Ernest Pignon-Ernest n’a jamais vu toréer José Tomas. Il n’est pas aficionado (“Je n’ai pas les codes”, dit-il) et n’a assisté qu’à deux corridas dans sa vie. Pourtant, l’artiste a capté l’essence des gestes, la magie des passes, l’immobilité surnaturelle du plus grand des matadors. Comme les mots du poète André Velter, les croquis d’Ernest Pignon-Ernest sont une interprétation du toreo de José Tomas.
Le livre Sur un nuage de terre ferme, qui vient de sortir chez Actes Sud, réunit les vers de l’un et les traits de l’autre dans une version de papier de la corrida du 22 juin 2019 à Grenade, deuxième corrida prodigieuse de José Tomas. André Velter a joué le rôle du passeur entre Ernest Pignon Ernest et José Tomas (“Farouche énigme”). Poète et aficionado, ses mots ont inspiré l’artiste qui a vu et revu des dizaines d’heures de vidéos de la corrida de Grenade, noircissant des pages de carnets.

“Je connaissais surtout la corrida à travers la vision charnelle, sensuelle de Pablo Picasso”, explique le peintre, “José Tomas m’a emporté dans une autre dimension, dans un univers sacré. Il est habité, comme les poètes et les mystiques.
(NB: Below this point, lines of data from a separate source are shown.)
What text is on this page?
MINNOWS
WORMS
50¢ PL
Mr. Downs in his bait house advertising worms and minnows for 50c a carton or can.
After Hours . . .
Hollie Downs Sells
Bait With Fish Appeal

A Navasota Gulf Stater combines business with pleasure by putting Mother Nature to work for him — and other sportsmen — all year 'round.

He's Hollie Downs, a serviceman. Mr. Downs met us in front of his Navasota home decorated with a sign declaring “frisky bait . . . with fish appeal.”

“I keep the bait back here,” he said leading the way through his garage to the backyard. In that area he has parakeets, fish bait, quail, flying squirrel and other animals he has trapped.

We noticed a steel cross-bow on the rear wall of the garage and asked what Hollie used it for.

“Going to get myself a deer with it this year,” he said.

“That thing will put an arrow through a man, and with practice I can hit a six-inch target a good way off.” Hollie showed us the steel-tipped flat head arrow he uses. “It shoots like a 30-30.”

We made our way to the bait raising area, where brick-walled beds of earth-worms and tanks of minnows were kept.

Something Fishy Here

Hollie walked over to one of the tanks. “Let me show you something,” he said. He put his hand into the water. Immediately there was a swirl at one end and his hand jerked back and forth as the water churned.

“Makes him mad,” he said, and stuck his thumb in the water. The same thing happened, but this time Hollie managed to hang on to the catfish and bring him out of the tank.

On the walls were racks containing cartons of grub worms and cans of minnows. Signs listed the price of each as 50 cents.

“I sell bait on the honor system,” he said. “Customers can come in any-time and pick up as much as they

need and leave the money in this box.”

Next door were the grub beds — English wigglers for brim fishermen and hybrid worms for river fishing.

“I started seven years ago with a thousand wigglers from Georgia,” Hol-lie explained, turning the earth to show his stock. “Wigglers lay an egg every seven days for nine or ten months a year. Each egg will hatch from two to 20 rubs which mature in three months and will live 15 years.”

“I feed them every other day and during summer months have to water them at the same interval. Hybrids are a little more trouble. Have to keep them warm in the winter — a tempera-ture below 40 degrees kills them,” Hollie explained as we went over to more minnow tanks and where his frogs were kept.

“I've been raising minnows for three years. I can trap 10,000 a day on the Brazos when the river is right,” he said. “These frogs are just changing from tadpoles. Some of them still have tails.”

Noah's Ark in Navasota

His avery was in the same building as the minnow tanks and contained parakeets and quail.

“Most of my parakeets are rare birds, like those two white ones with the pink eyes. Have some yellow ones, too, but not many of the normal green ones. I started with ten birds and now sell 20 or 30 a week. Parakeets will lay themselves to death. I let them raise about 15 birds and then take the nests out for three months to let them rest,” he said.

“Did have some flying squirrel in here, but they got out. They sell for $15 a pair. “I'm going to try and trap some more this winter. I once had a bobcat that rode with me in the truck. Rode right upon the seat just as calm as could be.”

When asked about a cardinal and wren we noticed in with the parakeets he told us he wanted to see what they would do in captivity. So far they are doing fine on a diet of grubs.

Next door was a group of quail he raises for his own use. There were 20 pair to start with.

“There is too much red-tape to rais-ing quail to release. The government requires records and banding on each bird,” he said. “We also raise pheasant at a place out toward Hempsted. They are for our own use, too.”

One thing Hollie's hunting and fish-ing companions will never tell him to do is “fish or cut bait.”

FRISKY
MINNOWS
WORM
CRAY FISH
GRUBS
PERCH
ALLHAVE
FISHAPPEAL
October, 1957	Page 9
Il y a chez lui une intensité intérieure”. Dans ses croquis, le visage émacié du matador rappelle les portraits de Pier Paolo Pasolini.
Velter et Pignon-Ernest ont publié plusieurs livres à quatre mains comme Ceux de la poésie vécue (Actes-Sud 2017) ou Pour l’amour de l’amour, figures de l’extase (Gallimard 2015). Sur un nuage de terre ferme est leur deuxième livre consacré au matador. Le premier (le Tao du Toreo Actes Sud 2014) célébrait le premier miracle de José Tomas à la date inoubliable du 12 septembre 2012 dans les arènes de Nîmes.
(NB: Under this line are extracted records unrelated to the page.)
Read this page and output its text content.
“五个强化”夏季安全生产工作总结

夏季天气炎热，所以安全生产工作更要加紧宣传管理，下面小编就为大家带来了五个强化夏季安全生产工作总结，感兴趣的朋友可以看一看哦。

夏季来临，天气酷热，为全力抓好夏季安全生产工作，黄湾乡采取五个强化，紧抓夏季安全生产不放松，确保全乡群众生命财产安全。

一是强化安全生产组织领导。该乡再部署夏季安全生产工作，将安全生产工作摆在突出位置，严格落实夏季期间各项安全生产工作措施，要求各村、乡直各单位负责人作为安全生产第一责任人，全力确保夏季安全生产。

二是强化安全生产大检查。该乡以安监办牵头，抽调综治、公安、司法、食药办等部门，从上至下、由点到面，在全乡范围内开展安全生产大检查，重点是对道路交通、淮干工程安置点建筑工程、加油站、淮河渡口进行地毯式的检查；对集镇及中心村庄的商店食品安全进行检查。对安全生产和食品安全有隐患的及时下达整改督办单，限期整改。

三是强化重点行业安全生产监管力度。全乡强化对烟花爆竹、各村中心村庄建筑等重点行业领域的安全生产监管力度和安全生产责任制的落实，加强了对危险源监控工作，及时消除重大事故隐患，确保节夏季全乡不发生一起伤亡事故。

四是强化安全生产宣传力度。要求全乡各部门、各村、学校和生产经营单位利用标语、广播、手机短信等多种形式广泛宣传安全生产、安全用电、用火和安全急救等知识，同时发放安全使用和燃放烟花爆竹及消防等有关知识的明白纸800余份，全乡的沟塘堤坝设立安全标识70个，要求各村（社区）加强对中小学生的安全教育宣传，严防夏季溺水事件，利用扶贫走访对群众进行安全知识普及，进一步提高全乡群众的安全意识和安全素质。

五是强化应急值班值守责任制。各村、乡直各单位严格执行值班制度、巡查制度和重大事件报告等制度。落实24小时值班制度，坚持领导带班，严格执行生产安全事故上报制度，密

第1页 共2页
Entre les poètes et les mystiques, Velter et Pignon-Ernest ont offert à José Tomas une place unique et étrange que personne d’autre ne peut occuper.
Encore quelques jours (jusqu’au 11 octobre) pour découvrir une sélection de dessins de Pignon-Ernest à la galerie Actes Sud au sous-sol de la librairie où est en vente « Sur un nuage de terre ferme” (26 euros) ainsi que “Tao du Toreo”, également publié chez Actes Sud.